Como assinalado em outros estudos (Fávero, 2001 e 2002), no decorrer da pesquisa procurou-se demarcar os caminhos vividos pelo IESAE. Para tanto, buscou-se captar e compreender, por meio de fontes textuais, o discurso desse Instituto, deixando que ele falasse de si, mediante sua proposta de mestrado, suas pesquisas, seus cursos de especialização, sua produção científica.

Isso posto, não se pode esquecer de que esse Instituto foi criado em pleno regime militar, período de nossa história marcado por forte repressão, pelo controle político e ideológico por parte do governo com relação às instituições educacionais e científicas. Como assinala José Américo Pessanha, filósofo e professor do IESAE, nesse contexto: "A mordaça silenciadora e algumas vezes a própria cicuta foram impostas sobretudo a pessoas. E o estrago foi imenso, os prejuízos irrecuperáveis, as seqüelas profundas" (Pessanha, 1990, p. 7). O poder podia se manifestar nas instituições educacionais, mas não procedia delas, nem a elas se circunscrevia. Tal situação vai persistir até o final dos anos de 1970, quando foram dados os primeiros passos com vistas à abertura política, com destaque para a promulgação da Lei da Anistia.

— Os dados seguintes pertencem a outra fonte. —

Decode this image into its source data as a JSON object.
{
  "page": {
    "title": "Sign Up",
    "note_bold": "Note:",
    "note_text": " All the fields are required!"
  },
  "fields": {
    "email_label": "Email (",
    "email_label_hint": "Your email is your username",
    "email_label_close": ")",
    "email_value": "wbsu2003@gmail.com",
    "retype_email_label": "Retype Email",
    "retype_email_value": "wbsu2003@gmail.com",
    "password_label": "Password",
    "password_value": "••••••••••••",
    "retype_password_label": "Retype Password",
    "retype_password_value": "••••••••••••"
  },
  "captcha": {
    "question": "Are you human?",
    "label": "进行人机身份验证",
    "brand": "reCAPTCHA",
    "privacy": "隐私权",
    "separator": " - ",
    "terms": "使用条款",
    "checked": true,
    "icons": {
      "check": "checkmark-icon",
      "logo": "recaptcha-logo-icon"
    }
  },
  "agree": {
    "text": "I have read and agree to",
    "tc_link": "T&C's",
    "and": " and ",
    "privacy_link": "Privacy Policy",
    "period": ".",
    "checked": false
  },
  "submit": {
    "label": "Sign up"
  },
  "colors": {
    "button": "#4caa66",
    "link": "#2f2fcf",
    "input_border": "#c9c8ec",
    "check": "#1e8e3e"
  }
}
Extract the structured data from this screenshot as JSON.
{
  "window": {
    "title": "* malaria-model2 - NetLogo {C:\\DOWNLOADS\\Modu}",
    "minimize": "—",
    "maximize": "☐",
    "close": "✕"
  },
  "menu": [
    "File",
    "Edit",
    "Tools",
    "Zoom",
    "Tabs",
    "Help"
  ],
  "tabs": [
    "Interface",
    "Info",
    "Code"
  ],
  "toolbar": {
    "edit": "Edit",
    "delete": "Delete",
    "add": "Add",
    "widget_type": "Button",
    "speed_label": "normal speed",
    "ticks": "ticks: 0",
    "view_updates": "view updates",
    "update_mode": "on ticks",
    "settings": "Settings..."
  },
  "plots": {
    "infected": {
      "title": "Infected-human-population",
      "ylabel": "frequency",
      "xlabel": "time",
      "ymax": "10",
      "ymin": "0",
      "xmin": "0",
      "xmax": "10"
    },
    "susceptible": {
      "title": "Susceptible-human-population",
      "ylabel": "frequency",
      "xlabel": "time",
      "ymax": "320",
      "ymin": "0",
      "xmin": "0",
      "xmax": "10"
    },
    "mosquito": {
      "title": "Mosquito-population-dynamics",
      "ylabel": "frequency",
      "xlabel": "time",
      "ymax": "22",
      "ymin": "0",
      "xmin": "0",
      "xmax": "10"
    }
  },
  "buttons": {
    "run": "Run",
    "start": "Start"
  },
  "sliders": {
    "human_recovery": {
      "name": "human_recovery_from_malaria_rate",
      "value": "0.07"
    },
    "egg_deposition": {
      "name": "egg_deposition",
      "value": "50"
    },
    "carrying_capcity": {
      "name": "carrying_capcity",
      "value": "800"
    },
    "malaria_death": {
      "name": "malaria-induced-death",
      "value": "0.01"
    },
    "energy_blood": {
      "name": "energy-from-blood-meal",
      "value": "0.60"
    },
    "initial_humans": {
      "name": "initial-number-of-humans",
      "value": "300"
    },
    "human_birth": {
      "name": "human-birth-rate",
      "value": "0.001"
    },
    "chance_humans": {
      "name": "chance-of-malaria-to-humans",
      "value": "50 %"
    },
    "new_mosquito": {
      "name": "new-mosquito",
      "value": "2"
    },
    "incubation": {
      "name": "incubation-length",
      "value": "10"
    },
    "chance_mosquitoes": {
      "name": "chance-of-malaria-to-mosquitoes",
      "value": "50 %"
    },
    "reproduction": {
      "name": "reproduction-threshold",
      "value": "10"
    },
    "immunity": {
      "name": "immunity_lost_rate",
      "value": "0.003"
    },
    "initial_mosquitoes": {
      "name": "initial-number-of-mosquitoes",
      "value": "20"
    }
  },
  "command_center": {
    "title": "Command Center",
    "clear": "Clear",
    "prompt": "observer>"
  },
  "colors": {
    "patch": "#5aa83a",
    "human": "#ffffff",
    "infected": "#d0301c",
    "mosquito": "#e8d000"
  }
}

Em contrapartida, não se pode desconhecer que, mesmo em contexto adverso, a atuação de vários professores e pesquisadores de pensamento aberto influíram criativamente na dinâmica desse Instituto, a começar pela prática docente em sala de aula e na pesquisa, como também pela participação em diferentes órgãos, como o Comitê Assessor do CNPQ, a Comissão de Avaliação da CAPES, grupos de trabalho da FINEP e do INEP, bem como no Conselho Editorial da Revista Brasileira de Estudos Pedagógicos e de outros periódicos educacionais. Importa registrar, também, que o IESAE sediou, em diferentes momentos, a Presidência e a Secretaria-Geral da ANPED, a qual contou efetivamente com a participação de docentes de seus quadros, cuja colaboração se fez sentir tanto nas comissões organizadoras das Conferências Brasileiras de Educação como nos debates sobre questões fundamentais, por ocasião da Assembléia Nacional Constituinte, que culminou com a promulgação da Constituição de 1988 (FGV/IESAE, 1990, p. 7-8).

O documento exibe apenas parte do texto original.